Alderfer defines each of these three global need categories as follows. “Existence needs reflect a person’s requirement for material and energy exchange and for the need to reach and maintain a homeostatic equilibrium with regard to the provision of certain material substances. Relatedness needs acknowledge that a person is not a self-contained unit but must engage in transactions with his human environment. Growth needs emerge from the tendency of open systems to increase in internal order and differentiation over time as a consequence of going beyond steady states and interacting with the environment.” (Source: page 9.)

Although E.R.G. theory is a persuasive recasting of Maslow’s model, it is also the result of taking other substantive hypotheses and thinking into consideration. One such was Clark Hull’s Drive Reduction Theory from 1943, Open-Systems Theory as espoused by Gordon Allport 1960 and 1961, and Ludwig von Bertalanffy in 1968. Alderfer also took into account what he calls the Simple Frustration Hypothesis as was argued by Morse in 1953, Homans in 1961, Morse in 1963, Zaleznik in 1966, and Berkowitz in 1969 (see pages 21 through 24).

Although Alderfer made a point of stating that E.R.G. was “in a loose sense…derived from open-systems view of man” (page 9); he also said that the Simple Frustration Hypothesis was particularly valuable not only in Alderfer’s formulation of the E.R.G. theory, but in helping to prove the validity of the theory itself (see page 23 for a discussion of this question).

The hypothesis essentially states that as need satisfaction goes up, desire/motivation goes down; and that as satisfaction goes down, desire goes up; and that as dissatisfaction goes up, desire also goes up. In other words, Alderfer saw how “frustrated needs” could cause a person to behave in a manner that was not in strict accordance with the hierarchical premise found in Maslow’s theory. Reference source: Alderfer, Clayton (1972).

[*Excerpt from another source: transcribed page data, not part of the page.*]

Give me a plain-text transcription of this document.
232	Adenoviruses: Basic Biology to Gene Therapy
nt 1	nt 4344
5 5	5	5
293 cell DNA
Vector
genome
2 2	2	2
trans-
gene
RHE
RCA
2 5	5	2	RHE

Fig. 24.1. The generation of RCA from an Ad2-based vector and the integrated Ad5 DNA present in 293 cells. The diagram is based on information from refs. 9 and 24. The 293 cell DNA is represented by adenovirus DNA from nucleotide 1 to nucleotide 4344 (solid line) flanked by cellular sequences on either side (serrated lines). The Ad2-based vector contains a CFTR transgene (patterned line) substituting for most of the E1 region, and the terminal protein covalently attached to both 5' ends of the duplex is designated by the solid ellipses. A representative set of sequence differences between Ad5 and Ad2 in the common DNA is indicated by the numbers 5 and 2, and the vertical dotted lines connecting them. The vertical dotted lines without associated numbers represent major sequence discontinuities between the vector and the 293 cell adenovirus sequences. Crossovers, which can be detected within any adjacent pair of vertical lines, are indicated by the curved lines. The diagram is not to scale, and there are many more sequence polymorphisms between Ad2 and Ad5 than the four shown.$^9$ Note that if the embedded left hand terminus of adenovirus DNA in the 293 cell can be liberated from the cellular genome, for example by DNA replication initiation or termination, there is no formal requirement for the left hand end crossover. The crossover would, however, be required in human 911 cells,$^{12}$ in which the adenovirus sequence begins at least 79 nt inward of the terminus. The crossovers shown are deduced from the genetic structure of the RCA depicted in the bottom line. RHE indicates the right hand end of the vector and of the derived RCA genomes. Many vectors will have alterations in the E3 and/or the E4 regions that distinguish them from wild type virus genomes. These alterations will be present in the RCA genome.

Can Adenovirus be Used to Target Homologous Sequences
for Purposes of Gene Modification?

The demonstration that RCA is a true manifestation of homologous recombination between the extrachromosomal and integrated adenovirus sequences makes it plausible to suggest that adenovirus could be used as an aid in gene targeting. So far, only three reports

Of course, from a VPT perspective, emotion is the energy generated for the satisfaction of needs. As such, each VP position will handle the frustration and satisfaction of needs differently. In the DP position, the frustration of needs is an “acceptable” state because exposing one’s needs also exposes the person to danger. For AP, needs that fall outside of one’s roles are “frustrated” and “accepted” as such. Needs that fit within the role are both accepted and met. For the FP, needs are easily recognized and fought for, and often recognized as the opposite of what the external controller said they should be. So for the person in the FP mindset, the frustration of needs is deemed unacceptable, and this is what sets the person to move into this position. In the ISF, needs are recognized from within, and the environment is perceived as a facilitator in the meeting of those needs, so there is minimal frustration. So from the VPT perspective, Alderfer’s view of how frustration could cause people to override compliance to a hierarchical needs sequence would be correct when it comes to the FP mindset and the ISF.

According to these models, humans are biologically, socially and hence psychologically motivated to address basic life needs, like physical security, prior to fulfilling other less-critical-to-life needs.

While Maslow felt the human mind was pretty much locked into this sequence (as amygdala hijacking would also suggest), Alderfer was less convinced. He suggested humans had both the capacity and potential to deviate from the needs hierarchy sequence when less important needs became overly frustrated. Still, it is safe to say Alderfer did not completely reject the view that as a general rule, people tend to sequentially move from existence needs to relatedness needs to growth needs. In sum, the two theorists only differ in terms of degree, but not in terms of substance.

Where Alderfer’s and Maslow’s models become especially relevant to Victimization Theory is in how need hierarchy sequences impacted the evolution of the brain. How much time an organism spends fulfilling one or more particular needs can affect the function-to-structure dynamic. This is especially the case when it came to brain development, as neuroplasticity research would suggest.